There's a possibility that BF wants a girlfriend who is like him, culturally Christian, or perhaps he would even prefer someone more enthusiastic who would bring him back into the church. I have the impression there would be consequences in the relationship if I told him I had come to the conclusion I needed to come "out" as an atheist and I would not be able to attend church with him anymore. That's something I fear. I don't fear god punishing me for going to church dishonestly, so I have cravenly not done this.

I think the next time someone tries to push religion down my throat I am going to calmly say, "I chose to be an atheist as an adult and I'm very happy with that decision. I really don't want to discuss it any further." Maybe that will work, maybe that won't. But maybe it will be better than trying to smile and pretend I don't understand what they are talking about and try to maneuver the conversation out of religion without acknowledging their topic.
08 May 2011 @ 09:24 pm
 I had a really terrifying experience at the store today.  I was selling a four line family plan to a family, and we ran into a snag because the two teenage daughters got their hearts set on the same phone and we only had 1.  I called other stores, and no others were around, and my manager said it had been discontinued and we likely wouldn't get any more in, so one of them had to pick a different phone.  The one who had to get a different one got the one she had been looking at before the one we didn't have, but I guess she was upset and/or quietly crying, so the dad started stewing and got really mad and suddenly exploded.

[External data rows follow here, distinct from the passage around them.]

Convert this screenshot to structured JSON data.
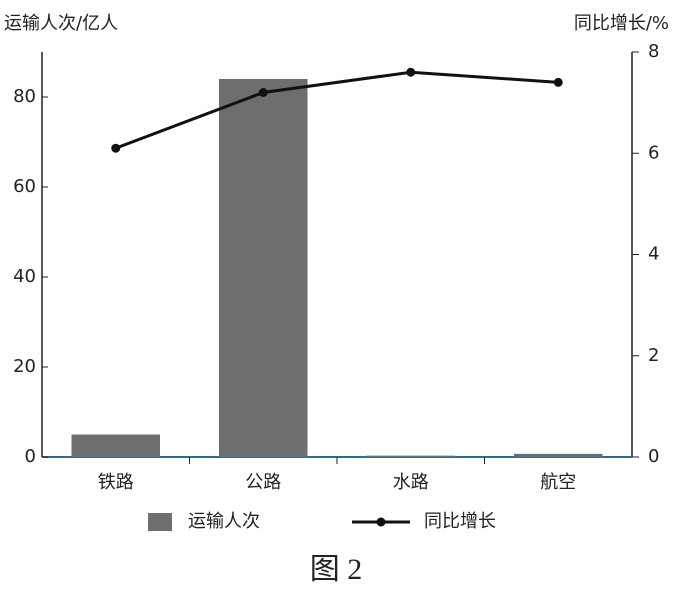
{
  "chart_data": {
    "type": "bar",
    "ylabel": "运输人次/亿人",
    "y2label": "同比增长/%",
    "caption": "图 2",
    "categories": [
      "铁路",
      "公路",
      "水路",
      "航空"
    ],
    "series": [
      {
        "name": "运输人次",
        "type": "bar",
        "color": "#6e6e6e",
        "values": [
          5,
          84,
          0.3,
          0.7
        ]
      },
      {
        "name": "同比增长",
        "type": "line",
        "axis": "y2",
        "color": "#111111",
        "values": [
          6.1,
          7.2,
          7.6,
          7.4
        ]
      }
    ],
    "ylim": [
      0,
      90
    ],
    "yticks": [
      0,
      20,
      40,
      60,
      80
    ],
    "y2lim": [
      0,
      8
    ],
    "y2ticks": [
      0,
      2,
      4,
      6,
      8
    ]
  }
}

Now the girl who didn't get the phone she wanted was sitting to my left at the next register, which was empty.  I wasn't really paying attention to her; she wasn't making any noise or complaining or causing any trouble.  The girl who got what she wanted was sitting in front of me with her mother, and didn't look especially happy either, to be honest, because she had been asked to change her mind and wouldn't - she had wanted that phone from the start while the other girl had waffled.  The dad was standing a ways off to my right when he exploded, and he came over to us, drew his arm back, reached past the mother to whack the girl on the arm, grabbed her old phone away from her, threw it on the floor (away from us and anyone else in the store, thank goodness) so hard it flew up and hit the ceiling, and started screaming and cursing.  

A couple of people have asked if I called the police.  I didn't.  I was scared, and if I'm really honest, I didn't want to lose the sale.  We were almost done and they had already paid for their phones so I just finished putting them together and dealt with the mother until they left. I thought about pulling the panic alarm when it was first happening, but when he subsided, I just wanted it to be over. 

Now I'm thinking about calling child protective services.  There were two young teenage girls and a younger boy, and a woman there, and he's advanced enough in that kind of behavior that he will do it in public in front of someone who knows his name, address, social security number, employer and phone number. It's not going to stop.

How evil is it of me that I really don't want to get involved? He was doing it to me too, I think, intimidating me.